Question

The wavelength of red light is \[7.5\times {{10}^{-5}}cm\] and that of the blue light is \[5.0\times {{10}^{-5}}cm\]. The value of n for which \[{{(n+1)}^{th}}\] blue bright band coincides with the \[{{n}^{th}}\]red band is–
A) 8
B) 4
C) 2
D) 1

Answer 1

Hint: We need to find the point on the screen when two lights with different wavelengths coincide at a point on the screen after interference. We can equate the distances from the origin of the screen to both colours to find the required fringe order.

Complete answer:
Let us consider the interference of two white light beams in the Young’s double slit experiment. We know that after interference of two beams from a white light source interfere and produce spectrum on the screen.

We can assume a point on the screen at a distance D from the slits of slit width ‘d’ to be the point where the blue and red colour bands coincide for the first time.
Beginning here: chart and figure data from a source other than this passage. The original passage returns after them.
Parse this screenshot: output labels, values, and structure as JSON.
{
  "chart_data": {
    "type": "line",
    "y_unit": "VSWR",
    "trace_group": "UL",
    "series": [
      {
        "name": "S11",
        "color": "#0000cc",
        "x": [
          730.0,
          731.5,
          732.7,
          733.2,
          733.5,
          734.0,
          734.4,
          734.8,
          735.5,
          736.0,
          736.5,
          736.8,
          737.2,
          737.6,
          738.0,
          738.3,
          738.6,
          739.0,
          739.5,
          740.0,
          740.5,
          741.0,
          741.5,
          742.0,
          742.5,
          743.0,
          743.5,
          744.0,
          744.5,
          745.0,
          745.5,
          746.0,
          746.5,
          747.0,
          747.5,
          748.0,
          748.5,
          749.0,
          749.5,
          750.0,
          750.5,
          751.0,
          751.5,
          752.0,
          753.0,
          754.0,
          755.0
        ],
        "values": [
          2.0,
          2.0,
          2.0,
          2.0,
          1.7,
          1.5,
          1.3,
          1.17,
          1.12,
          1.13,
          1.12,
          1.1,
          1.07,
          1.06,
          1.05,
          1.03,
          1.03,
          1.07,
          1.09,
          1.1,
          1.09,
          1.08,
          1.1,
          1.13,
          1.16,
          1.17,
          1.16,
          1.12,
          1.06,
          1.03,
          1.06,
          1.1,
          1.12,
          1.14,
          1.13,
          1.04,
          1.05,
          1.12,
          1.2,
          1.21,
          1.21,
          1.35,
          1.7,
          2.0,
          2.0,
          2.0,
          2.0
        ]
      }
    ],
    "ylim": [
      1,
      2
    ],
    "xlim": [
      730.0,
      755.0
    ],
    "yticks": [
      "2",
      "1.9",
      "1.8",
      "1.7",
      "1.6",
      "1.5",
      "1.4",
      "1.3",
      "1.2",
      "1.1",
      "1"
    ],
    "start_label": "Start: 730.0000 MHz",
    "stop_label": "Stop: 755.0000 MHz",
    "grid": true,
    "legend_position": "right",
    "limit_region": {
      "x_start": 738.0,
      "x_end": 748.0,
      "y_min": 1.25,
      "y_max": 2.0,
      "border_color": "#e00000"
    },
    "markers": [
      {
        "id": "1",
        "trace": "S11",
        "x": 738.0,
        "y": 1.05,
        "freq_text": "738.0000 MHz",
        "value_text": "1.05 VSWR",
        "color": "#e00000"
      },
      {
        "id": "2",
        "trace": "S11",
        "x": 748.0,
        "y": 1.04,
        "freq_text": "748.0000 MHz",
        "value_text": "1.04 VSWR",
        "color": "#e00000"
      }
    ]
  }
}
Let the fringe order for blue be ‘m’ and the fringe order for red be ‘n’ at the point.
But it is given that the point we require has to be the one where the \[{{(n+1)}^{th}}\] band of blue light and \[{{n}^{th}}\] band of red light coincide. Let this be the point P.


Now, we know the formula to calculate the distance OP in terms of the wavelengths of both blue and red light as –
\[\begin{align}
  & O{{P}_{blue}}=\dfrac{(n+1){{\lambda }_{blue}}D}{d} \\
 & \text{and,} \\
 & O{{P}_{red}}=\dfrac{n{{\lambda }_{red}}D}{d} \\
\end{align}\]
But both the distances are same and we can equate them as –
\[\begin{align}
  & \Rightarrow \text{ }\dfrac{(n+1){{\lambda }_{blue}}D}{d}=\dfrac{n{{\lambda }_{red}}D}{d} \\
 & \Rightarrow \text{ }(n+1){{\lambda }_{blue}}=n{{\lambda }_{red}} \\
\end{align}\]
Given that,
\[\begin{align}
  & {{\lambda }_{red}}=7.5\times {{10}^{-5}}cm \\
 & {{\lambda }_{blue}}=5.0\times {{10}^{-5}}cm \\
\end{align}\]
Substituting these in the above relation gives –
\[\begin{align}
  & \text{ }(n+1){{\lambda }_{blue}}=n{{\lambda }_{red}} \\
 & \Rightarrow \text{ }\dfrac{(n+1)}{n}=\dfrac{{{\lambda }_{red}}}{{{\lambda }_{blue}}} \\
 & \Rightarrow \text{ }\dfrac{1}{n}=\dfrac{{{\lambda }_{red}}}{{{\lambda }_{blue}}}-1 \\
 & \Rightarrow \text{ }n=\dfrac{{{\lambda }_{blue}}}{{{\lambda }_{red}}-{{\lambda }_{blue}}} \\
 & \Rightarrow \text{ }n=\dfrac{5.0\times {{10}^{-7}}}{7.5\times {{10}^{-7}}-5.0\times {{10}^{-7}}} \\
 & \therefore \text{ }n=2 \\
\end{align}\]
From the above calculations, we find that the fringe order of red band is 2 and that of blue is 3.
The required solution is \[n=2\]

So, the correct answer is “Option C”.

Note:
The spectrum formed by the interference pattern can be theoretically determined using the similar method we have used here. The dependence of the wavelength on the pattern of the spectrum in the interference is relevant from these observations.